Comparisons of contract arrangements
In a fixed discount arrangement, the financial incentives of all providers are aligned. Since creating "savings" does not reduce the pool of payments available to providers, no provider is inherently disadvantaged by a reduction in services.
Shared savings arrangements have also been found to be less effective in creating savings for payers. In the report from the Congressional Budget Office entitled “Lessons from Medicare’s Demonstration Projects on Disease Management, Care Coordination and Value-Based Payment” , the CBO noted that the only Medicare demonstration project yielding savings at the time of the report was the heart bypass demonstration episode of care project in which CMS has negotiated a fixed percentage discount from the participants. Other programs in which savings to CMS were dependent on the ability of the contracting organization to achieve reductions in provider utilization were generally unsuccessful at achieving those goals.
Note that the form of the contract (fixed discount or shared savings) doesn’t affect the amount of savings that can be realized. Fixed discount contracts that have high discount amounts may transfer higher amounts of provider revenue to the payer than a shared savings model would, particularly if savings amounts are low.

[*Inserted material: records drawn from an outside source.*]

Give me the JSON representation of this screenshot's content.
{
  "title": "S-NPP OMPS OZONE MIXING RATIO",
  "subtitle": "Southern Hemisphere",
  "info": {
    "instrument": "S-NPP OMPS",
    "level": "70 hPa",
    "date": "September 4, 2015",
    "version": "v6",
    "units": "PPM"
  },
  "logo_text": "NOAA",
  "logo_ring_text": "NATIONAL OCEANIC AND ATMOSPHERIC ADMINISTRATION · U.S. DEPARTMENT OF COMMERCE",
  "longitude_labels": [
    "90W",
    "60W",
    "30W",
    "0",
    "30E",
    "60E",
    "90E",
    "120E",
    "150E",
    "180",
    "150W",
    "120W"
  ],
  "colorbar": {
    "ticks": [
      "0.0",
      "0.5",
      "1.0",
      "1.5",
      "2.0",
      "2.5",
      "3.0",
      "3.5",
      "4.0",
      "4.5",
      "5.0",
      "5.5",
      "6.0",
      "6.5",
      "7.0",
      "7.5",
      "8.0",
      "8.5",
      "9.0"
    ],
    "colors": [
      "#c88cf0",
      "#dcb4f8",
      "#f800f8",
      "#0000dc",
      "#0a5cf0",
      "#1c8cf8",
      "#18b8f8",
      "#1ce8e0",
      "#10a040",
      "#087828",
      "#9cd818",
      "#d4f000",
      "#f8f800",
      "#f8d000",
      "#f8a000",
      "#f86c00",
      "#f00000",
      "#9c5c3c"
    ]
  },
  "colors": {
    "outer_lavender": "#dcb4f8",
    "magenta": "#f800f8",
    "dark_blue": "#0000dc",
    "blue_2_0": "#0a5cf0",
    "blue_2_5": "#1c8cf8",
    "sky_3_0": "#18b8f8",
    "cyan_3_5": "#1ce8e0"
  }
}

By contrast, an organization that creates significant “savings” through successful care management activities will lose a significant portion (in a Medicare ACO it’s about 50%) of that provider revenue, and that amount might exceed the discount that might be offered in a similar arrangement. The actual amount of payment depends on the details of the arrangement, not on its structure.
An advantage to the shared savings arrangement is that no funds are lost to the provider community as a whole unless shared savings are actually achieved. This is in contrast to the fixed discount arrangement, in which the provider community loses revenue regardless of achievement of savings. The opposite situation is true for the payer, who receives a guaranteed amount of provider revenue regardless of the actions of the providers.
Summary and Conclusions
Two different models are emerging for new payment systems. In fixed discount arrangements, contracting organizations agree to a fixed payment for services provided, which may include a discount from historical or expected payment rates. Alternatively, in a shared savings model reductions in payments to providers that result from care management activities are shared between the contracting organization and the payer.
These models differ in two major features: predictability and financial incentives to providers. Fixed discount models offer predictability about the amount of provider revenue transferred to the payer; the payer is assured of receiving that discount amount regardless of the activities of the providers. Similarly, the providers know the amount of revenue that they will lose to the payer as a result of the arrangement.
The financial incentives also differ between the models. In a shared savings model, providers know that some of the revenue that’s reduced through care management activities will go to the payer, and leave the provider group (which includes the contracting organization or ACO). This may dissuade them from taking the steps to develop the “shared savings” that these organizations were established to create. By contrast, in a fixed discount model the payer’s share of revenue is established by contract and isn’t subject to the providers’ actions, and therefore the providers don’t have a disincentive to create better care models since the “savings” that they create remains within the provider system. Each model has its advantages, and both should be evaluated by providers and payers who are considering more advanced payment systems.
 An "episode" begins with an inpatient admission in a specific DRG, and includes all services provided to that patient for between 30 and 90 days after hospital discharge.